Selecting the right (measurement) tool for the job

“New study reveals the average height of Australian adults is 100 cm…


…when measured with a metre stick.”


While the flaw in this fictitious study is easy to address, selecting an appropriate measurement tool to capture something as complex as motor impairment is not so easy. Many health conditions can lead to motor impairment (Australia Bureau of Statistics, 2013; Centers for Disease Control and Prevention, 2014), and clinicians and researchers often seek to measure different aspects of human health that contribute to or are affected by these deficits (Baker et al, 2011). For example:

  • How weak are this person’s leg muscles?
  • How does this weakness compare to a healthy individual of the same age?
  • Does this weakness impact the person’s ability to safely go up and down a flight of stairs?
  • Did the 6-week strength training program reduce the person’s level of dependence on family members for daily self-care?
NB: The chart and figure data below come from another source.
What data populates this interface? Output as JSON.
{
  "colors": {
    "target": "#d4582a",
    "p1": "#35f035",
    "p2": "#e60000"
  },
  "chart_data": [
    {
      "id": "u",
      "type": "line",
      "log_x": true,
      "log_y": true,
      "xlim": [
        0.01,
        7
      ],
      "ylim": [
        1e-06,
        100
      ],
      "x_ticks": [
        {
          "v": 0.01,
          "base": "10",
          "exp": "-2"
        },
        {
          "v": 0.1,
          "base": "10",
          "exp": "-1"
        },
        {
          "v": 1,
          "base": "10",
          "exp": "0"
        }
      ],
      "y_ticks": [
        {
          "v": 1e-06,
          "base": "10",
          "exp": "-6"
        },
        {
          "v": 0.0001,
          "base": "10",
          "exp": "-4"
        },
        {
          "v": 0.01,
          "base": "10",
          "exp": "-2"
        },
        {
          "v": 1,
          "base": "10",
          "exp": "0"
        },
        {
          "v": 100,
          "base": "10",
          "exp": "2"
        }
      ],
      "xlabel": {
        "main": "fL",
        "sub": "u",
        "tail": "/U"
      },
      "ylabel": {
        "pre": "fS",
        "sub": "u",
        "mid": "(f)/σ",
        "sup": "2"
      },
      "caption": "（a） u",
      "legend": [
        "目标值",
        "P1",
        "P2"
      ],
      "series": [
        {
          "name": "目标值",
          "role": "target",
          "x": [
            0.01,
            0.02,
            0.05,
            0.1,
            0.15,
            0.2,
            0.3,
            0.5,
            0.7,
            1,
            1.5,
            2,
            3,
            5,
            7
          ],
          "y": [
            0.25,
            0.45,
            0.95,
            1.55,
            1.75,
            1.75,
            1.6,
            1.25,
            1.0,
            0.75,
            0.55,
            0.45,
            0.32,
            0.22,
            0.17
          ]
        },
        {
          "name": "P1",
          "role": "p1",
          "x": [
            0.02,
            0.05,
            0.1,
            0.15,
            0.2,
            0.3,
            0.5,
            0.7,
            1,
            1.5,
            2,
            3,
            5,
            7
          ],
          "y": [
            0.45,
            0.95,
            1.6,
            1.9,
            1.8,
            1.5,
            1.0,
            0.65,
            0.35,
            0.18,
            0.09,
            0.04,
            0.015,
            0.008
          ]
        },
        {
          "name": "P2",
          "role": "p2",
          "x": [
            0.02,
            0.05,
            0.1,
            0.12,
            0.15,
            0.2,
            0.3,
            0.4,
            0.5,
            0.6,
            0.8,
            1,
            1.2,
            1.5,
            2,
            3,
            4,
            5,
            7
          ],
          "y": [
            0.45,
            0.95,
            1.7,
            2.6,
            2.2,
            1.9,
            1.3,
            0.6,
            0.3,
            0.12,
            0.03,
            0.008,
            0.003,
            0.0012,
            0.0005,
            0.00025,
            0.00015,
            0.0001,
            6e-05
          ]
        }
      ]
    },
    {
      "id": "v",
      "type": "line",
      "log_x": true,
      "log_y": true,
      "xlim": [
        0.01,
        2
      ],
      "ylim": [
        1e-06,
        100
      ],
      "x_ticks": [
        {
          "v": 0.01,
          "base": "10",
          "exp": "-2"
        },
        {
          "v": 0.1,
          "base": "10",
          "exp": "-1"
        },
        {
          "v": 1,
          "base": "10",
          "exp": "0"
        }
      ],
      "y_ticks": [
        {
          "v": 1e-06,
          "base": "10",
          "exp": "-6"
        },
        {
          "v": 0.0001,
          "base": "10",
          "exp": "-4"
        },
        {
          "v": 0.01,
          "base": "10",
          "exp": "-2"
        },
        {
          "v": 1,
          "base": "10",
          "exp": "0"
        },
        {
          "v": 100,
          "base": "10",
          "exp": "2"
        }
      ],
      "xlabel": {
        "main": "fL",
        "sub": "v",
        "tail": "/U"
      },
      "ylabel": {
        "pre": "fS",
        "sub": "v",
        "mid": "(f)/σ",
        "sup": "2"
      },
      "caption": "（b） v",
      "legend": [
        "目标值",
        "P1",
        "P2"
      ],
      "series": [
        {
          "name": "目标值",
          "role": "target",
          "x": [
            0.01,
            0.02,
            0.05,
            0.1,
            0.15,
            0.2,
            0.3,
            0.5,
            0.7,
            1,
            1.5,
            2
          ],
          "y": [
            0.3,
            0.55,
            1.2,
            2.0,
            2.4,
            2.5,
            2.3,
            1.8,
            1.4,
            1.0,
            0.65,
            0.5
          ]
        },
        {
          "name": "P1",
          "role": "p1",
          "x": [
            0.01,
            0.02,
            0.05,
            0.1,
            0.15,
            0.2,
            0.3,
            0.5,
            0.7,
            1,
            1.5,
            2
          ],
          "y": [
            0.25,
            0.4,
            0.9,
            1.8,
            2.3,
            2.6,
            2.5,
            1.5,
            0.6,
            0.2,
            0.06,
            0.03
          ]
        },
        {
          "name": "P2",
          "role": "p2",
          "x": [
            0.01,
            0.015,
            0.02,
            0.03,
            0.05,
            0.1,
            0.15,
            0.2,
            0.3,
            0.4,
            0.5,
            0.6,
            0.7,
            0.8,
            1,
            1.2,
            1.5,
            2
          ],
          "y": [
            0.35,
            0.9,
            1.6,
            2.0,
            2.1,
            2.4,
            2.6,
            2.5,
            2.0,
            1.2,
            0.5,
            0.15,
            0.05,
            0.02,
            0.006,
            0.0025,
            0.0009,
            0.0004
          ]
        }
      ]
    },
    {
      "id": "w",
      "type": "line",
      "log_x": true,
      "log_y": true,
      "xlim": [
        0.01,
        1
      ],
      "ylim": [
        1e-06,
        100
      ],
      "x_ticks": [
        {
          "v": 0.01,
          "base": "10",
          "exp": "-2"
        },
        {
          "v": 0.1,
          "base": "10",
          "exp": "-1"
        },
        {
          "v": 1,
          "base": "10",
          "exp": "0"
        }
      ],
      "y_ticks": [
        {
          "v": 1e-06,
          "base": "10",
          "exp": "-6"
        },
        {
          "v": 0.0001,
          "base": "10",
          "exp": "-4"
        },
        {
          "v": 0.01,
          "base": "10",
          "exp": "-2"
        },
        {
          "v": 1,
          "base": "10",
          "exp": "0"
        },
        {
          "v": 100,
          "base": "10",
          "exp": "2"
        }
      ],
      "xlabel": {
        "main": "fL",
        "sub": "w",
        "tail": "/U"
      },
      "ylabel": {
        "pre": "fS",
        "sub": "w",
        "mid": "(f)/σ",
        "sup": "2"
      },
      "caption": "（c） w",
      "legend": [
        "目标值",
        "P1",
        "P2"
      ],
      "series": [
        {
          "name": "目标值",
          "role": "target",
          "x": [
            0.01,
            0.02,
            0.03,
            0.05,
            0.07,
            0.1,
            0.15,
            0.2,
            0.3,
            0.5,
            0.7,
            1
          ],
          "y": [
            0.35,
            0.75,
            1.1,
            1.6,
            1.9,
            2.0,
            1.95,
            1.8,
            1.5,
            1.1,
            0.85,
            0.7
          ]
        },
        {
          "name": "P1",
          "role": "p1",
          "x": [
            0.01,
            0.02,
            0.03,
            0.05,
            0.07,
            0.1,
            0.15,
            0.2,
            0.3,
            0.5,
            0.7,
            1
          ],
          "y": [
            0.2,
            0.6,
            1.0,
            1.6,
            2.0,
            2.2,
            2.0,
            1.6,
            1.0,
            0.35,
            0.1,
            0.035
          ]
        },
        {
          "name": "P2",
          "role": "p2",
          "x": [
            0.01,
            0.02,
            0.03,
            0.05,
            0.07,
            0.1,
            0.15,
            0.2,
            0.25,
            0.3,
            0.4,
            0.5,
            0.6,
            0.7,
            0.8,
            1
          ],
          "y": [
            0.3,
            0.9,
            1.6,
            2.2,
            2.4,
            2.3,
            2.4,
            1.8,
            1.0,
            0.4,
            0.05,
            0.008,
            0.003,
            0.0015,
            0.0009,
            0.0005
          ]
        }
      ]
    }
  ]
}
There are many things we may want to know about a person’s level of motor impairment, and there are often numerous measurement tools that can be used to capture each aspects. This begs the question, what should we measure and with what tool? This question is not trivial as these data may ultimately influence patient care, intervention and service prescription (Hobart, 2003). More broadly, policy makers and research funding agencies increasingly require the use of scientifically sound measures that capture all relevant aspects of an individuals health status (Hobart et al., 2007).


Recently, Dr. Kathleen Norman (Queen’s University, Kingston, Canada) and I prepared a brief overview of factors that need to be considered when selecting a measure to assess fine motor skills in individuals with tremor disorders (Norman & Héroux, 2013). Some measurement tools focus on specific disease or impairment features – e.g., motor skills or dexterity, slowness in movement execution associated with parkinsonian bradykinesia, or magnitude of tremor – that may or may not be relevant to the end user. Less obviously, some tools may be better suited than others for specific goals such as detecting subtle dysfunction early in disease, revealing aspects of brain function affected by disease, or tracking changes expected from treatment or disease progression. Based on our appraisal, no single measure of fine motor dexterity possesses all the attributes (e.g., validity, responsiveness, interpretability, scope of hand function) that would make it optimal across a wide range of research and clinical situations and tremor disorders. Each tool had advantages and disadvantages, and ultimately a choice must be made based on a well defined measurement purpose and a clear understanding of each measure’s strengths and weaknesses.

Video of study participant doing line-tracing component of the Fahn-Tolosa-Marìn Tremor Rating Scale.



While our example focused on fine motor skills and movement disorders, a similar exercise could be carried out for almost any aspect of motor impairment. This is true for ‘basic science’ questions such as changes in spinal reflex excitability as well as more ‘global health’ questions such as a person’s level of perceived functional limitation. Poorly chosen measures can lead to data that are difficult or impossible to interpret. Worse yet, such measures may fail to capture meaningful changes in a person’s health status.

The selection of appropriate measurement tools is important to both clinicians and researchers, and resources are available to guide us through this decision process. It is definitely unwise to rush this process, if you do you may select the wrong tool for the job…like a metre stick!



Norman KE, Héroux ME (2013). Measures of fine motor skills in people with tremor disorders: appraisal and interpretation. Front Neurol 10,4:50.


Australia Bureau of Statistics (2013, November 13). Disability, Ageing and Carers, Australia: Summary of Findings, 2012. Retrieved from

Baker K, Cano SJ, Playford ED (2011). Outcome measurement in stroke: a scale selection strategy. Stroke 42,1787-94.

Centers for Disease Control and Prevention (2014, May 14). Fast Stats. Retrieved from

Hobart J (2003). Rating scales for neurologists. J Neurol Neurosurg Psychiatry 74, Suppl 4:iv22-iv26.

Hobart JC, Cano SJ, Zajicek JP, Thompson AJ (2007). Rating scales as outcome measures for clinical trials in neurology: problems, solutions, and recommendations. Lancet Neurol 6,1094-105.